The Unity AR Foundation provides a convenient high level way of utilizing ARCore and ARKit in order to implement mixed and augmented reality applications. I used it to implement an iPad app that could access an rt-ai Edge Composable Processing Pipeline (CPP) via the new Conductor Stream Processing Element (SPE). This is the CPP used to test Conductor:
The Conductor SPE provides a Websocket API to mobile devices and is able to pass data from the mobile device to the pipeline and then return the results of the CPP’s processing back to the mobile device. In this case, I am using the CYOLO SPE to perform object detection on the video stream from the mobile device’s camera. The output of the CYOLO SPE goes to three destinations – back to the Conductor, to a MediaView for display locally (for debug) and also to a PutManifold SPE for long term storage and off-line processing.
The iPad Unity app used to test this arrangement uses AR Foundation and ARKit for spatial management and convenient access to camera data. The AR Foundation is especially nice as, if you only need the subset of ARKit functionality currently available, you can do everything in the C# domain without having to get involved with Swift and/or Objective C and all that. The captured camera data is formatted as an rt-ai Edge message and sent via the Websocket API to the Conductor. The Conductor returns detection metadata to the iPad which then uses this to display the labelled detection frames in the Unity space.

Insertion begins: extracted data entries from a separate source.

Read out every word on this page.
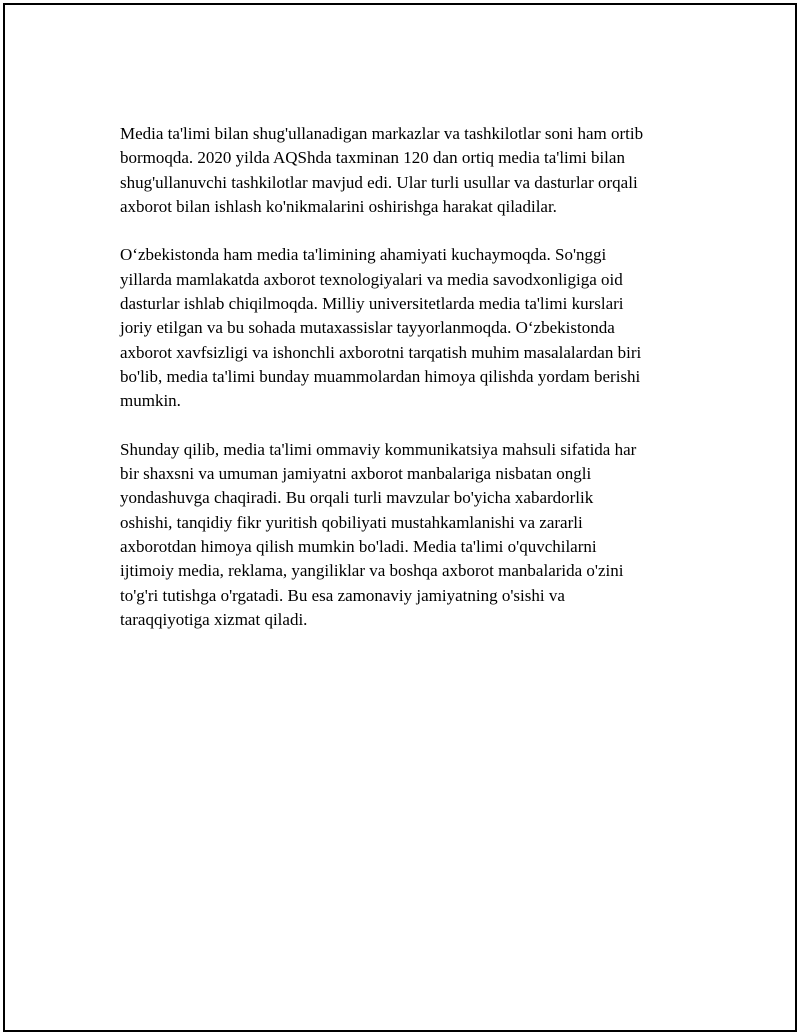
Media ta'limi bilan shug'ullanadigan markazlar va tashkilotlar soni ham ortib
bormoqda. 2020 yilda AQShda taxminan 120 dan ortiq media ta'limi bilan
shug'ullanuvchi tashkilotlar mavjud edi. Ular turli usullar va dasturlar orqali
axborot bilan ishlash ko'nikmalarini oshirishga harakat qiladilar.

O‘zbekistonda ham media ta'limining ahamiyati kuchaymoqda. So'nggi
yillarda mamlakatda axborot texnologiyalari va media savodxonligiga oid
dasturlar ishlab chiqilmoqda. Milliy universitetlarda media ta'limi kurslari
joriy etilgan va bu sohada mutaxassislar tayyorlanmoqda. O‘zbekistonda
axborot xavfsizligi va ishonchli axborotni tarqatish muhim masalalardan biri
bo'lib, media ta'limi bunday muammolardan himoya qilishda yordam berishi
mumkin.

Shunday qilib, media ta'limi ommaviy kommunikatsiya mahsuli sifatida har
bir shaxsni va umuman jamiyatni axborot manbalariga nisbatan ongli
yondashuvga chaqiradi. Bu orqali turli mavzular bo'yicha xabardorlik
oshishi, tanqidiy fikr yuritish qobiliyati mustahkamlanishi va zararli
axborotdan himoya qilish mumkin bo'ladi. Media ta'limi o'quvchilarni
ijtimoiy media, reklama, yangiliklar va boshqa axborot manbalarida o'zini
to'g'ri tutishga o'rgatadi. Bu esa zamonaviy jamiyatning o'sishi va
taraqqiyotiga xizmat qiladi.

Right now, the app draws a labelled frame at a constant distance of 1 meter from the camera to align with the detected object. However, an enhancement would be to use depth information (if there is any) so that the frame could be positioned at the correct depth. Or if that wasn’t useful, the frame label could include depth information.
This setup demonstrates that it is feasible for an XR app to offload inference to an edge compute system and process results in real time. This greatly reduces the load on the mobile device, pointing the way to lightweight, low power, head mounted XR devices that could last for a full workday without recharge. Performing inference on-device (with CoreML for example) is certainly a viable alternative, especially where privacy dictates that raw data (such as video) cannot leave the device. However, processing such data using an edge compute system is hardly the same as sending data out to a remote cloud so, in many cases, privacy requirements can still be satisfied using edge offload.
This particular setup does not require Orchestrator as the iPad test app can go directly to the Conductor, which is part of a statically allocated CPP. The next step to complete the architecture is to add in the Orchestrator interaction so that CPPs can be dynamically instantiated.
Previous rt-ai Edge designs, such as the driveway monitor, are static in the sense that they just sit there, running 24/7. Another mode of operation is dynamic, where stream processing networks are created on demand and accessible via standard interfaces. This is appropriate for offloading inference from mobile devices in a sentient space for example. As users enter the space, apps on their mobile devices (XR headsets, tablets, phones etc) can access inference and other processing resources from the edge compute system supporting the space.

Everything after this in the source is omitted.